Em comunicado, na sequência de “informações” que estão a circular dando conta que a Binter negou a fazer o transporte da paciente que faleceu sábado, já no hospital Ramiro Figueira, do Sal, a companhia nega quaisquer responsabilidades na evacuação da jovem.

A Binter CV observa que, apesar de estar a fazer todas as evacuações solicitadas, “quando são precisas”, os aviões que deveriam ser utilizados para estas situações deveriam ser específicos, com equipamento médico, isto é, aviões ambulância ou helicópteros, tal como se faz em outros territórios compostos por ilhas.

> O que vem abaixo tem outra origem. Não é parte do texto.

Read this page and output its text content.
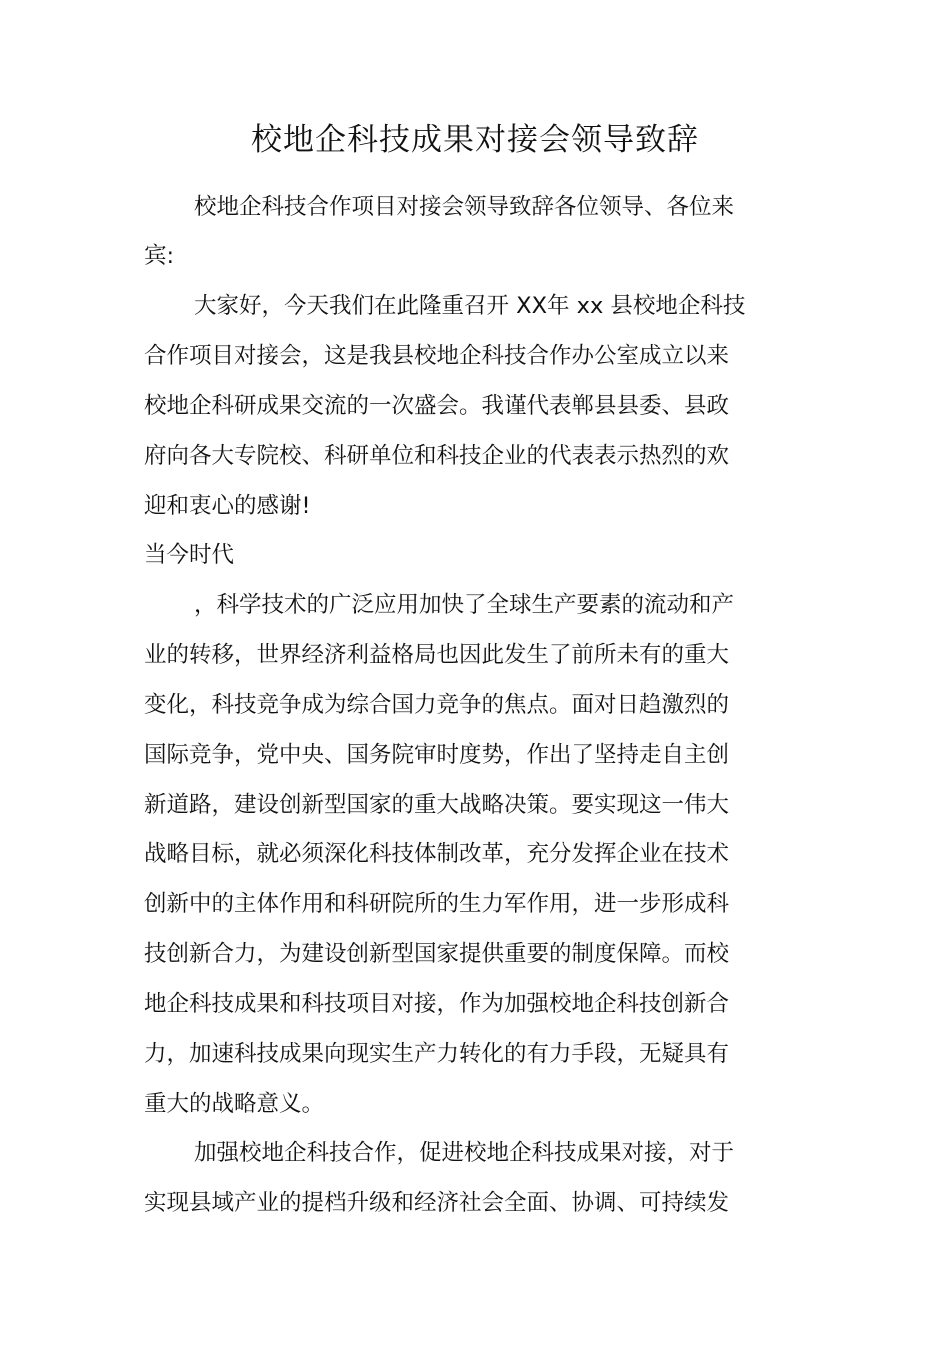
校地企科技成果对接会领导致辞
校地企科技合作项目对接会领导致辞各位领导、各位来
宾:
大家好，今天我们在此隆重召开 XX年 xx 县校地企科技
合作项目对接会，这是我县校地企科技合作办公室成立以来
校地企科研成果交流的一次盛会。我谨代表郸县县委、县政
府向各大专院校、科研单位和科技企业的代表表示热烈的欢
迎和衷心的感谢!
当今时代
，科学技术的广泛应用加快了全球生产要素的流动和产
业的转移，世界经济利益格局也因此发生了前所未有的重大
变化，科技竞争成为综合国力竞争的焦点。面对日趋激烈的
国际竞争，党中央、国务院审时度势，作出了坚持走自主创
新道路，建设创新型国家的重大战略决策。要实现这一伟大
战略目标，就必须深化科技体制改革，充分发挥企业在技术
创新中的主体作用和科研院所的生力军作用，进一步形成科
技创新合力，为建设创新型国家提供重要的制度保障。而校
地企科技成果和科技项目对接，作为加强校地企科技创新合
力，加速科技成果向现实生产力转化的有力手段，无疑具有
重大的战略意义。
加强校地企科技合作，促进校地企科技成果对接，对于
实现县域产业的提档升级和经济社会全面、协调、可持续发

“Relembramos que os aviões da Binter CV são apenas preparados para o transporte regular de passageiros”, sublinha o comunicado, classificando de “injustas” as acusações, uma vez que empresa “tem vindo a fazer de tudo” para solucionar o problema de mobilidade em Cabo Verde.

A Binter reitera que a transportadora aérea nunca recebeu requisição para realização da evacuação do paciente da Boa Vista para a Ilha de Santiago.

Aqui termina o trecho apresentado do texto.